LK改の説明:ハイパードクトリン的な解釈
オリジナルのゲンツェンLKでは、
- 公理は一種類(1パターン)
- 推論規則は左右それぞれ10種で合計20種
- Cutが一種
- 合計で21種の推論規則
LK改では、
- id:A ↔ A
- !:A → T
- π[1]:A, B → A
- π[2]:A, B → B
- Δ:A ↔ A, A
- α:A, B, C ↔ A, B, C (注記参照)
- λ:T, A ↔ A
- ρ:A, T ↔ A
- σ:A, B ↔ B, A
- γ:A, B ↔ A∧B
αは何もしないので除外。π[1], π[2]はまとめてπとカウント、可逆な場合は2つとしてカウント、idとσは逆にしても変わらないので1つとカウント。このカウント法で12種。
双対、
- *id:A ↔ A
- *!:⊥ → A
- *π[1]:A → A | B
- *π[2]:B → A | B
- *Δ:A | A ↔ A
- *α:A | B | C ↔ A | B | C
- *λ:A ↔ ⊥ | A
- *ρ:A ↔ A | ⊥
- *σ:A | B ↔ B | A
- *γ:A∨B ↔ A | B
idは既に勘定した。先と同じカウント法で11種。
- ε:A, A⇒B → B
- δ:A, B∨C ↔ A∧B | A∧C
- *δ:A∨B, A∨C ↔ A | B∧C
これで5種。すべての合わせて (12 + 11 + 5) = 28種、ρと*ρは除くなら26種。
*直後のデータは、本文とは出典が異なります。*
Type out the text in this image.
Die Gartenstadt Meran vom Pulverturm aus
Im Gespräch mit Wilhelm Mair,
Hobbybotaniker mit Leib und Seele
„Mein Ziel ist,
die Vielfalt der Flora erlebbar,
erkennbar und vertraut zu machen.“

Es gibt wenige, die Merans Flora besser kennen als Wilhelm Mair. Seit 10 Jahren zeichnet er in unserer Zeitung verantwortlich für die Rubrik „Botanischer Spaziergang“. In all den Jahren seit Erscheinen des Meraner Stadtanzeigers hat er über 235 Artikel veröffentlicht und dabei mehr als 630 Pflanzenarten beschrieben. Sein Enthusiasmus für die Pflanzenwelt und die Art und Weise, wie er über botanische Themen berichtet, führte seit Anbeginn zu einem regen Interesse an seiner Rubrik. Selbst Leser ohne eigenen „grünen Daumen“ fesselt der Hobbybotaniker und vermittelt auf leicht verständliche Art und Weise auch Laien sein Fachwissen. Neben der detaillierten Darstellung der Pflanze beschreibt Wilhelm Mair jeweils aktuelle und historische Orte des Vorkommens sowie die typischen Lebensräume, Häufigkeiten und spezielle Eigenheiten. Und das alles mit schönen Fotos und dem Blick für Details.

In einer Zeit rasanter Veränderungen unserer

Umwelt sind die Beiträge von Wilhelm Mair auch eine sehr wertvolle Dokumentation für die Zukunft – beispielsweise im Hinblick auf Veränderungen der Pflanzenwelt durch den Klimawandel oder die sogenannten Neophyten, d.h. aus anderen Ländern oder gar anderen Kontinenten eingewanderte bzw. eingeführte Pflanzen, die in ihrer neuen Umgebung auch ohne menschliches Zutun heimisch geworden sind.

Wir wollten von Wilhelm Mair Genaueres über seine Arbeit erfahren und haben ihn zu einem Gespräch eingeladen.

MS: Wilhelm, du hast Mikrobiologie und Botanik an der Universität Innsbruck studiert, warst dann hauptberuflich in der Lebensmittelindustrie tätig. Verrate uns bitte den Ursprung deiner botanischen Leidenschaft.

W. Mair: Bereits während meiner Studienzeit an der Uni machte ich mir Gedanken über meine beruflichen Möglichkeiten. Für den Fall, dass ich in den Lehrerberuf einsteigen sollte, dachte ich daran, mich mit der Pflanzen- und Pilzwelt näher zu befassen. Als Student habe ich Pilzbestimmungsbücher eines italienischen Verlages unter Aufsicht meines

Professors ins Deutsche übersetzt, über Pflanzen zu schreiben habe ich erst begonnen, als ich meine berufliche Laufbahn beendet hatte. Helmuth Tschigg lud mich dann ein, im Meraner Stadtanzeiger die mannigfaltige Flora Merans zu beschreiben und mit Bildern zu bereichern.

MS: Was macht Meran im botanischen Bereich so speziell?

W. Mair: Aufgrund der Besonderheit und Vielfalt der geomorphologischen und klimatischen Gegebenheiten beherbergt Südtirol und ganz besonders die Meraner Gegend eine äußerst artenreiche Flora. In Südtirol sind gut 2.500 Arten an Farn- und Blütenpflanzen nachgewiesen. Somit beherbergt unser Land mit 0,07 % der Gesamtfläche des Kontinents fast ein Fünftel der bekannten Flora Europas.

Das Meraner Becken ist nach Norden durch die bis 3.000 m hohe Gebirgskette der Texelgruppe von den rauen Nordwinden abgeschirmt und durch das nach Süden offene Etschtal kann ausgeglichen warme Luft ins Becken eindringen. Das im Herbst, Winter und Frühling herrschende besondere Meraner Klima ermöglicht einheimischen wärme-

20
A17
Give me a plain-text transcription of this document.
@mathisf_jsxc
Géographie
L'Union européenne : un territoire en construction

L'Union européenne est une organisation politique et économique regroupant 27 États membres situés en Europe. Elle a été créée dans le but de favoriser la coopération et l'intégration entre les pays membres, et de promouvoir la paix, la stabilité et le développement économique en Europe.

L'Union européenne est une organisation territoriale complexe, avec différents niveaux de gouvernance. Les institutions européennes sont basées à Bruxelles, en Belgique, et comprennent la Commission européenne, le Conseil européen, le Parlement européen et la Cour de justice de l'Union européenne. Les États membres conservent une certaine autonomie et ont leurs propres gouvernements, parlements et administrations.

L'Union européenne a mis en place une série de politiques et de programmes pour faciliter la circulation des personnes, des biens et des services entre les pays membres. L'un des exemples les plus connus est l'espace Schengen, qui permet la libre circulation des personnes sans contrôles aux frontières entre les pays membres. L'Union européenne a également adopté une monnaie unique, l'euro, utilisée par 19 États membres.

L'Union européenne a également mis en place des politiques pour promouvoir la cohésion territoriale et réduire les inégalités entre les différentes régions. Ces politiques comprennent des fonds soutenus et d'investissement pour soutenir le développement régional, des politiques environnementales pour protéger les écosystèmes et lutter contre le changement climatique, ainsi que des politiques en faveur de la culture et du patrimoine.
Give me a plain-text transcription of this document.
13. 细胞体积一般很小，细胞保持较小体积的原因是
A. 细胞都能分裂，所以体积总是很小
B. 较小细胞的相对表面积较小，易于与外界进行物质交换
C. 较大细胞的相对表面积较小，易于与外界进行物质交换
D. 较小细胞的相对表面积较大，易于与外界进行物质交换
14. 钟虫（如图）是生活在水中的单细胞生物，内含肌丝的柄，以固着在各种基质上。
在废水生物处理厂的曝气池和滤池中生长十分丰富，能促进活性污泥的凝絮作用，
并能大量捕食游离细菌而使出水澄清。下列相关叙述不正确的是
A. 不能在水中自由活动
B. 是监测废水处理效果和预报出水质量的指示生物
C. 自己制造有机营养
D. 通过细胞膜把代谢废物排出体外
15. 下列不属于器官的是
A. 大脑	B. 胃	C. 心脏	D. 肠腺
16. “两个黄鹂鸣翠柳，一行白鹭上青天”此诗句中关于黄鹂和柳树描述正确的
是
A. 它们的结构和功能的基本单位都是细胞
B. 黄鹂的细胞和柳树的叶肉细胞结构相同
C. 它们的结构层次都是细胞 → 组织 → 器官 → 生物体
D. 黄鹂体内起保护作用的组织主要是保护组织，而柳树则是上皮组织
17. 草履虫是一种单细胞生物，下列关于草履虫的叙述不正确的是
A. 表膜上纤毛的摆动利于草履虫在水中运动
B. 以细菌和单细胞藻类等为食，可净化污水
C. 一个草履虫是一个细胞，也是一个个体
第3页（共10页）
数は多いが解釈が簡単なメリットがある。Aの真理集合を同じくAで書いて、コンテキストの領域をXとすると:
- id:A = A 自明
- !:A ⊆ X 全体集合が最大
- π[1]:A∩B ⊆ A 共通部分の減少性
- π[2]:A∩B ⊆ B 共通部分の減少性
- Δ:A = A∩A 共通部分のベキ等性
- α:(A∩B)∩C = A∩(B∩C) 共通部分の結合性
- λ:X∩A = A 全体集合は左単位
- ρ:A∩X = A 全体集合は左単位
- σ:A∩B = B∩A 共通部分の可換性
- γ:A∩B = A∩B 自明
- *id:A = A 自明で重複
- *!:∅ ⊆ A 空集合が最小
- *π[1]:A ⊆ A∪B 合併の増加性
- *π[2]:B ⊆ A∪B 合併の増加性
- *Δ:A∪A = A 合併のベキ等性
- *α:(A∪B)∪C = A∪(B∪C) 合併の結合性
- *λ:A = ∅∪A 空集合は左単位
- *ρ:A = A∪∅ 空集合は右単位
- *σ:A∪B = B∪A 合併の可換性
- *γ:A∪B = A∪B 自明
- ε:A∩(A⇒B) ⊆ B
- δ:A∩(B ∪ C) = (A∩B) ∪ (A∩C) 共通部分の右分配法則
- *δ:(A∪B) ∩ (A∪C) = A∪(B ∩ C) 合併の右分配法則
自明冗長を除くと:
- A ⊆ X 最大元
- A∩B ⊆ A ミートの減少性
- A = A∩A ミートのベキ等性
- (A∩B)∩C = A∩(B∩C) ミートの結合性
- X∩A = A 最大元は左単位
- A∩B = B∩A ミートの可換性
- ∅ ⊆ A 最小元
- A ⊆ A∪B ジョインの増加性
- A∪A = A ジョインのベキ等性
- (A∪B)∪C = A∪(B∪C) ジョインの結合性
- A = ∅∪A 最小元は左単位
- A∪B = B∪A ジョインの可換性
- A∩(A⇒B) ⊆ B 指数
- A∩(B ∪ C) = (A∩B) ∪ (A∩C) ミートの右分配法則
- (A∪B) ∩ (A∪C) = A∪(B ∩ C) ジョインの右分配法則
ミートとジョインという可換ベキ等二項演算を持ち、それらが最大元と最小元を中立元としてモノイドであり、お互いに分配的。そして、指数演算を持つ(ハイティング束)。指数演算と最小限から補演算を作れてブール束になる。
今書いたような代数構造を、コンテキスト領域(議論の領域)ごとに持っているので、総体としてハイパードクトリンになる。項の代入がコンテキストのあいだの射になり、それによりハイパードクトリンの構造(引き戻しと随伴)が定義される。